Mo Elleithee, a top Democratic strategist who worked on that campaign, recalled listening to the book on his iPod while he worked out, and stressed that the book should not be read as the totality of McAuliffe’s career, but rather as a series of vignettes from an aspect of his life that was meant to show Democratic Party activists what their chairman was doing for them.
“There were some moments when I would roll my eyes and say, ‘This is clearly not written by someone who is planning to run for office, but these are hilarious, hyperbolic stories. It did occur to me that we were going to have to show people the real Terry McAuliffe.”
If Republicans wanted to talk books, Elleithee said, the McAuliffe campaign should be happy to oblige. That’s because the Republican candidate in the race, attorney general Ken Cuccinelli, had his own troubles vis á vis the publishing industry, and his may be even harder to explain away. In The Last Line of Defense: The New Fight for American Liberty, released earlier their year, Cuccinelli calls the Obama administration “the biggest set of lawbreakers in America,” and says that social safety net programs like Medicare and Social Security are part of a scheme by politicians to increase their own power.
“If you compare the two guys’ books, I would much rather be an operative selling the McAuliffe book than one selling the Cuccinelli book,” said Elleithee, who is not working on McAuliffe’s campaign this year. “The Cuccinelli book is devastating in Virginia. Absolutely devastating.”
While the McAuliffe excerpts have been churned over in the blogosphere and on Twitter, so far they do not seem to be penetrating the campaign in Virginia. The Daily Beast couldn’t find a single mention of them in any of the Commonwealth’s major newspapers, and McAuliffe campaign hasn’t yet felt the need to trot out the candidate’s wife to vouch for his bedside manner (they have five children, so there surely must be more positive material out there).
The concerted close read of the memoir does speak though to the rise of SuperPACS and other outside spending groups.

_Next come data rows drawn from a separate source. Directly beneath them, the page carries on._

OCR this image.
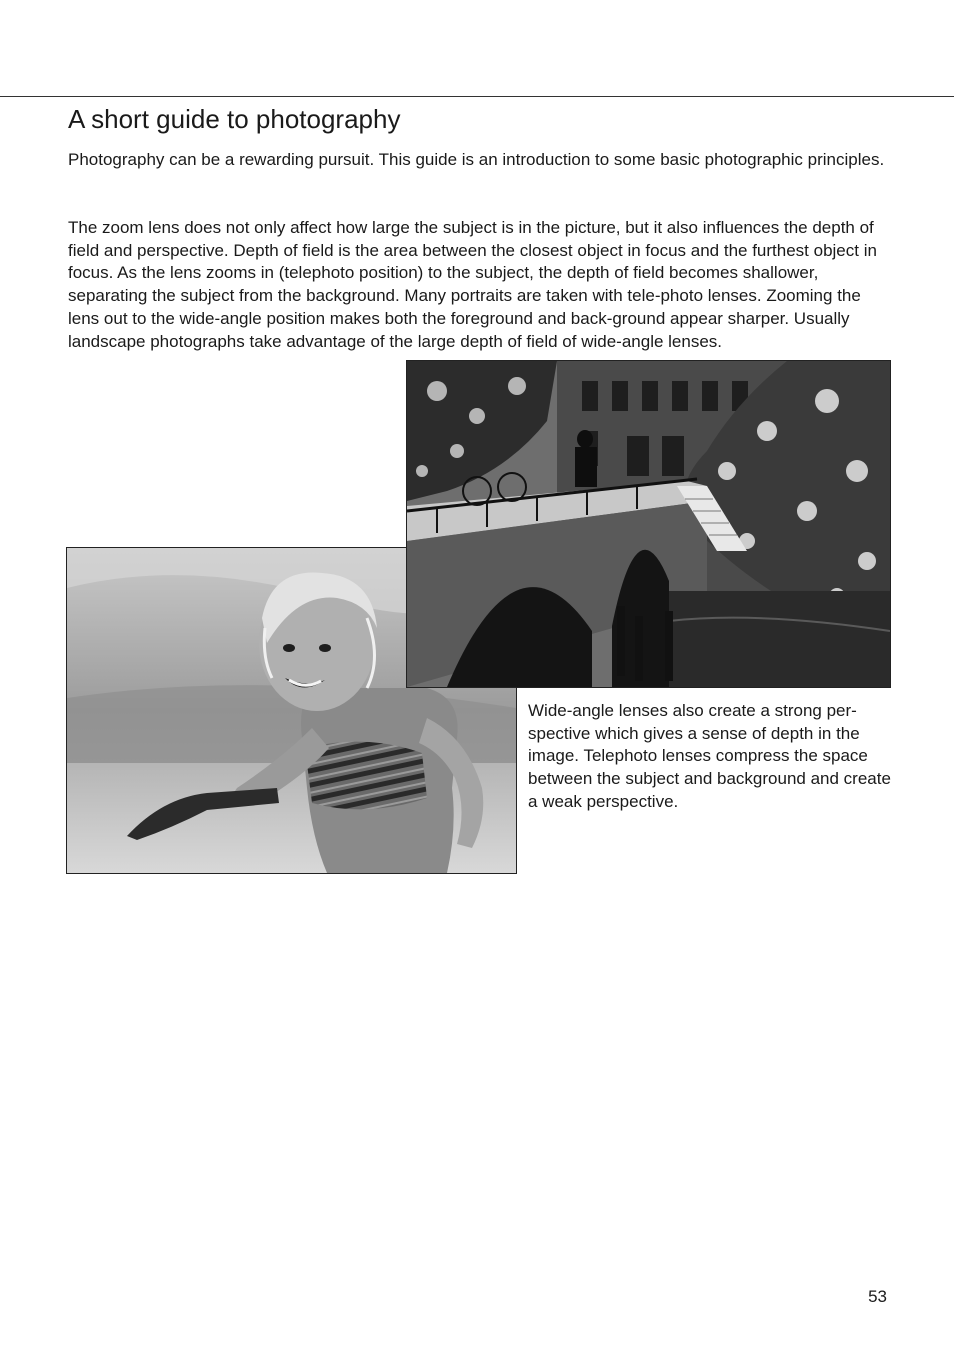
A short guide to photography

Photography can be a rewarding pursuit. This guide is an introduction to some basic photographic principles.

The zoom lens does not only affect how large the subject is in the picture, but it also influences the depth of field and perspective. Depth of field is the area between the closest object in focus and the furthest object in focus. As the lens zooms in (telephoto position) to the subject, the depth of field becomes shallower, separating the subject from the background. Many portraits are taken with tele-photo lenses. Zooming the lens out to the wide-angle position makes both the foreground and back-ground appear sharper. Usually landscape photographs take advantage of the large depth of field of wide-angle lenses.

Wide-angle lenses also create a strong per-spective which gives a sense of depth in the image. Telephoto lenses compress the space between the subject and background and create a weak perspective.

53
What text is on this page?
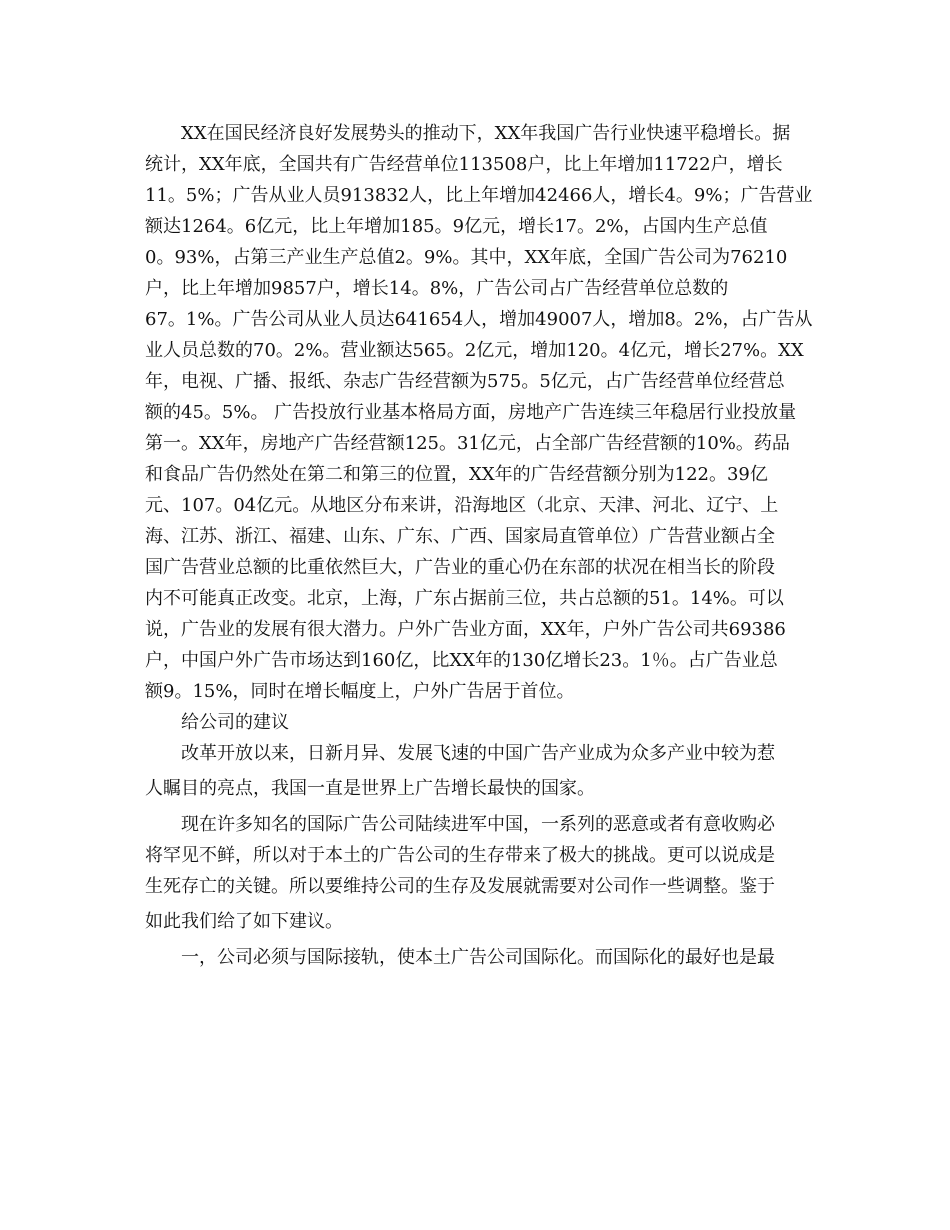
XX在国民经济良好发展势头的推动下，XX年我国广告行业快速平稳增长。据
统计，XX年底，全国共有广告经营单位113508户，比上年增加11722户，增长
11。5%；广告从业人员913832人，比上年增加42466人，增长4。9%；广告营业
额达1264。6亿元，比上年增加185。9亿元，增长17。2%，占国内生产总值
0。93%，占第三产业生产总值2。9%。其中，XX年底，全国广告公司为76210
户，比上年增加9857户，增长14。8%，广告公司占广告经营单位总数的
67。1%。广告公司从业人员达641654人，增加49007人，增加8。2%，占广告从
业人员总数的70。2%。营业额达565。2亿元，增加120。4亿元，增长27%。XX
年，电视、广播、报纸、杂志广告经营额为575。5亿元，占广告经营单位经营总
额的45。5%。 广告投放行业基本格局方面，房地产广告连续三年稳居行业投放量
第一。XX年，房地产广告经营额125。31亿元，占全部广告经营额的10%。药品
和食品广告仍然处在第二和第三的位置，XX年的广告经营额分别为122。39亿
元、107。04亿元。从地区分布来讲，沿海地区（北京、天津、河北、辽宁、上
海、江苏、浙江、福建、山东、广东、广西、国家局直管单位）广告营业额占全
国广告营业总额的比重依然巨大，广告业的重心仍在东部的状况在相当长的阶段
内不可能真正改变。北京，上海，广东占据前三位，共占总额的51。14%。可以
说，广告业的发展有很大潜力。户外广告业方面，XX年，户外广告公司共69386
户，中国户外广告市场达到160亿，比XX年的130亿增长23。1％。占广告业总
额9。15%，同时在增长幅度上，户外广告居于首位。
给公司的建议
改革开放以来，日新月异、发展飞速的中国广告产业成为众多产业中较为惹
人瞩目的亮点，我国一直是世界上广告增长最快的国家。
现在许多知名的国际广告公司陆续进军中国，一系列的恶意或者有意收购必
将罕见不鲜，所以对于本土的广告公司的生存带来了极大的挑战。更可以说成是
生死存亡的关键。所以要维持公司的生存及发展就需要对公司作一些调整。鉴于
如此我们给了如下建议。
一，公司必须与国际接轨，使本土广告公司国际化。而国际化的最好也是最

The national Republican Party released a web ad mocking McAuliffe’s book, but the Cuccinelli campaign has avoided the topic.
Asked for reaction to the excerpts that have recently come to light, a Cuccinelli spokesperson declined to comment.
“We are focused on jobs, the economy, and creating opportunity for Virginians.”
Correction: An earlier version of this article incorrectly quoted Mo Elleithee as saying he'd "rather be an operative selling the Cuccinelli book." It has since been updated.